By default, cuts on the reverse strand will be reported as negative numbers (for visualisation). If you want to be using this data for something else, you can pass the -r flag, which will use the real number of cuts.

Once you do this, you can load the data into IGV and it should look like this

_images/FMR1b.png

Visualising Footprints as average plots

So you have your set of footprints, or your set of footprinted motifs (E-box, CTCF, NFE2, etc...) and you want to see what they look like. Average profile plots illustrating DNase activity surrounding a set of regions are frequently used in papers, like this.

_images/K562CTCFCHIP.png

Have a look at the help for dnase_average_profile.py and see if you can work out how to display the average profiles for the supplied 3000 K562 CTCF footprinted motifs, K562_3000_CTCF_Footprints.bed (or the footprints you discovered earlier). In order to get the locations of specific footprinted transcription factors, you’ll need to perform motif finding. Have a play around with the parameters as well:

$ dnase_average_profile.py -h

Tip

This script uses matplotlib to generate the output, so it will write a filetype based on the file extension provided (e.g. out.png or output.pdf). Use the file extension you want, and the plot will be generated as that type.
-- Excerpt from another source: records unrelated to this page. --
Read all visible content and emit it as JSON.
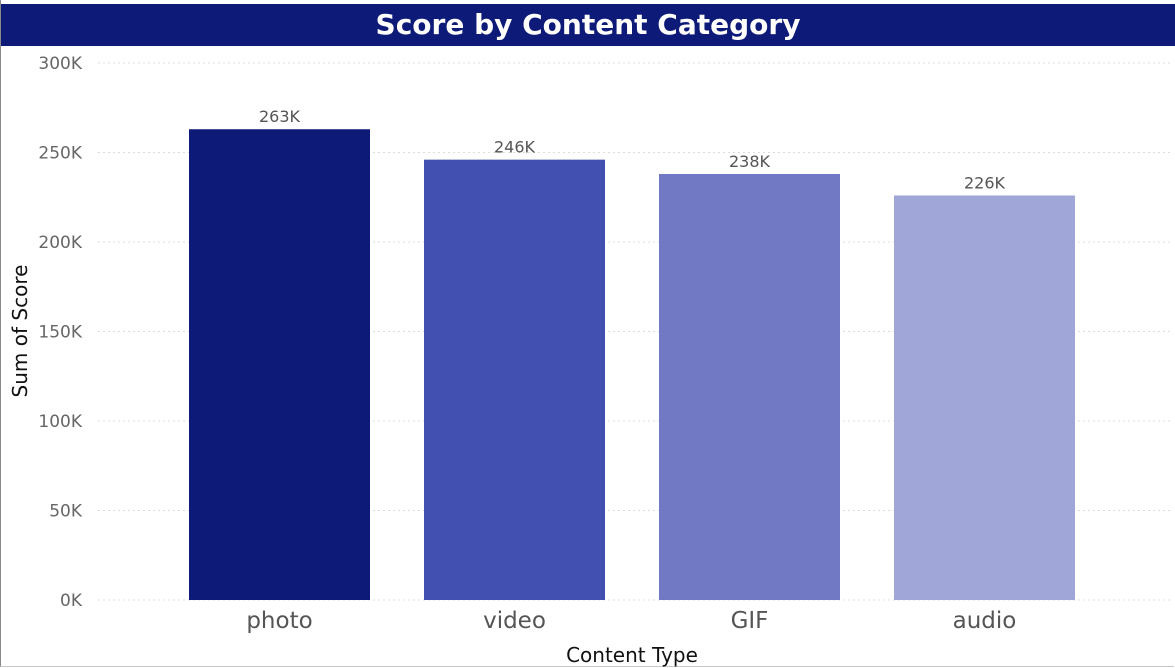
{
  "chart_data": {
    "type": "bar",
    "title": "Score by Content Category",
    "xlabel": "Content Type",
    "ylabel": "Sum of Score",
    "categories": [
      "photo",
      "video",
      "GIF",
      "audio"
    ],
    "values": [
      263000,
      246000,
      238000,
      226000
    ],
    "data_labels": [
      "263K",
      "246K",
      "238K",
      "226K"
    ],
    "bar_colors": [
      "#0e1a78",
      "#4150b1",
      "#7179c5",
      "#a0a6d8"
    ],
    "ylim": [
      0,
      300000
    ],
    "yticks": [
      0,
      50000,
      100000,
      150000,
      200000,
      250000,
      300000
    ],
    "ytick_labels": [
      "0K",
      "50K",
      "100K",
      "150K",
      "200K",
      "250K",
      "300K"
    ],
    "grid": true,
    "legend": "none"
  }
}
Visualising Footprints as heat maps

Lots of the time, people don’t want averages of the data (like above), but want a heatmap showing the raw data (ideally, combine both in one plot!) like this

_images/K562AP1CHIP.png

Which illustrates footprints for the AP-1 complex in K562 cells. For this you’ll need JavaTreeView downloaded. dnase_to_javatreeview.py will generate a CSV file that you can put straight into JavaTreeView to visualize your data like above. Once again, go ahead and open up the help:

$ dnase_to_javatreeview.py -h

You’ll notice there are a lot of options here. Go ahead and use some data (e.g. the K562 CTCF footprints or the footprints you calculated earlier) to make a CSV file using the script.
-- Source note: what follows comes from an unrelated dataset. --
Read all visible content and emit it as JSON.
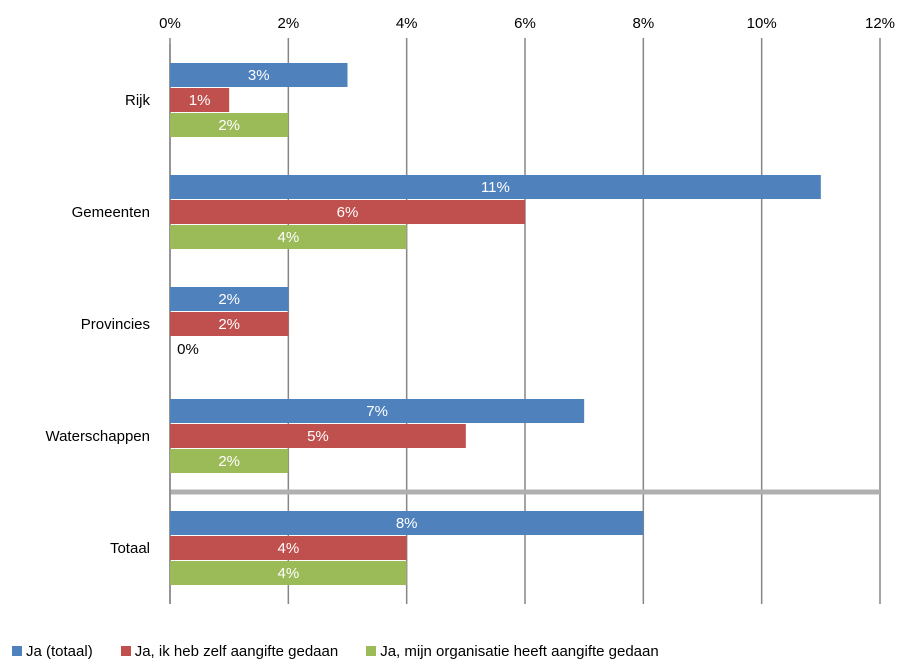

To actually view the data, load up javatreeview using:

$ java -Xmx4G -jar TreeView.jar

and then use File->Open, change the file format box to All Files and then chose the CSV file generated from the script above. You’ll then want to go into Settings->Pixel Setting and check all the Fill boxes. Go ahead and play around with the contrast! Play around with the parameters in the dnase_to_javatreeview.py script and see how it affects the visualisation.

Motif Finding

Most of the things that people want to do with their footprints is look for enriched motifs, annotating the nearest TSS to specific factors, etc. I usually use HOMER for this as it fits in with my workflow. We won’t have time to go into how to do these analyses here, but HOMER has a really good tutorial on how to find motifs here and has generally very good documentation on annotating genomic regions. I highly recommend you pour yourself a nice glass of wine and settle down in a fancy leather chair and read the website thoroughly. Don’t go running in, guns blazing, running all the tools without understanding all the parameters!

Danger

Make sure when using HOMER‘s findMotifsGenome.pl script, make sure to use the -size given parameter or it will just search for all motifs within several hundred basepairs of the footprint!
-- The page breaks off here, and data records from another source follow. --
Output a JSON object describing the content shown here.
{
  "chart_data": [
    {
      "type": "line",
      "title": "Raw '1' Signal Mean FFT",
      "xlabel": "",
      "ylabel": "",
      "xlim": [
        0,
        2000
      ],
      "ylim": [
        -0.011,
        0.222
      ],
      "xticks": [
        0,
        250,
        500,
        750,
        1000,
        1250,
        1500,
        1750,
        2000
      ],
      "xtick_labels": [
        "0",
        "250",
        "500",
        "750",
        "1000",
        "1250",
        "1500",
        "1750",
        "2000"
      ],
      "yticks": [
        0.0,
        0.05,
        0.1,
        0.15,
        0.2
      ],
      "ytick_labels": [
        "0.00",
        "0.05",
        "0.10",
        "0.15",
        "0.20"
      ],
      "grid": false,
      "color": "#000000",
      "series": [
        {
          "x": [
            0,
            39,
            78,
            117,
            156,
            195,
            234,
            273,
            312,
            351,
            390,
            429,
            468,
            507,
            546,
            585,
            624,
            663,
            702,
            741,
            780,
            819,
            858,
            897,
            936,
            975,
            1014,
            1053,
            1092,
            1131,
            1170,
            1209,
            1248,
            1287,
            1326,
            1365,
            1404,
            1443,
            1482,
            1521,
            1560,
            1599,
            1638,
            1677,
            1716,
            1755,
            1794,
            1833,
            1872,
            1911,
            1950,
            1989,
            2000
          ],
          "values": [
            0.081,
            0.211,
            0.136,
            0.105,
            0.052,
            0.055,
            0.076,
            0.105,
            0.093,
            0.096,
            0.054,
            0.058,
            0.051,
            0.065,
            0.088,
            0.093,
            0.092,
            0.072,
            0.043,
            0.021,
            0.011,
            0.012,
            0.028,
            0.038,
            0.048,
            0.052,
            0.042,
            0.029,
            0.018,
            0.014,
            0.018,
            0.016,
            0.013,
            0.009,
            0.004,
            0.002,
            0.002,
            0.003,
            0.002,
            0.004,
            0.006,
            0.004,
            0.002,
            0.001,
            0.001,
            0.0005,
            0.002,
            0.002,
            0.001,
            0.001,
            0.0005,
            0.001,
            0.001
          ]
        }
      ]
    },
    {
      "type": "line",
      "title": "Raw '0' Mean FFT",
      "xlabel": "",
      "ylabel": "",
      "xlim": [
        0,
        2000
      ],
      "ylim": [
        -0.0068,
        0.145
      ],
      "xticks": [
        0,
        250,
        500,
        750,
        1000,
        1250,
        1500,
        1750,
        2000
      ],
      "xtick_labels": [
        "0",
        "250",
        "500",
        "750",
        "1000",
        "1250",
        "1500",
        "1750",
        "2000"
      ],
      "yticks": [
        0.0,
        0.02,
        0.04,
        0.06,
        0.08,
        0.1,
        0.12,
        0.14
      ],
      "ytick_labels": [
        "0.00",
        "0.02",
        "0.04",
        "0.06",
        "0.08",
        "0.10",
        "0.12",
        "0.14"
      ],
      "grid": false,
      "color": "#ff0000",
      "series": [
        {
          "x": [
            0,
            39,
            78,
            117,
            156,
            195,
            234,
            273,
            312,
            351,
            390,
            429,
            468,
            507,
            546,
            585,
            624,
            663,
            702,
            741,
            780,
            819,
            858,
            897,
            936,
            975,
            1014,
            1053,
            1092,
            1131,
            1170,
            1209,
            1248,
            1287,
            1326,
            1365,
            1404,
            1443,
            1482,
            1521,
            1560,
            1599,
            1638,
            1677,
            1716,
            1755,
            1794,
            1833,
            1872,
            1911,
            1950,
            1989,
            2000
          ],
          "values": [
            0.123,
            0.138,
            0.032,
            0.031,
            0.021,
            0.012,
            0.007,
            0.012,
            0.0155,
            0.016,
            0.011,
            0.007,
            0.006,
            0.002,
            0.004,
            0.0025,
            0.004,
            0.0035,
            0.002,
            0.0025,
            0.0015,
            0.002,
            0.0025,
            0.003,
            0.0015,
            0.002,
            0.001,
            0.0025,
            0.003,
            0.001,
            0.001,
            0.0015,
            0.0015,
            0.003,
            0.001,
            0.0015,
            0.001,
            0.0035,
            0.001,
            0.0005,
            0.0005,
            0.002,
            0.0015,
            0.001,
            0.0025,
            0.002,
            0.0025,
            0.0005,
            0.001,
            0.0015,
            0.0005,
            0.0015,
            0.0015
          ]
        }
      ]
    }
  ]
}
Leveraging pyDNase for fun and profit (mainly fun)

If you’ve survived this far, well done! Fire up the python terminal:

$ python

And head over to the advanced documentation here and here, which introduces you to how to load up data from a BAM file directly. I don’t anticipate many people will get this far, but if you do, I will come and talk you through how to proceed here if you’re having trouble following the API specification (although it is a fairly simple API).

Can you answer these questions? If you can’t think of how to approach the problem, come and ask me and I’ll give you some pointers.

  • For the set of 1000 DHSs provided in a bed file - can you work out me the mean number of DNase cuts per DHS?
  • Can you plot a histogram of the strand imbalance (the ratio of cuts on the +ve strand to -ve) for these 1000 DHSs?
  • Can you write a BED file of these 1000 DHSs annotated with the number of DHS cuts they have in them?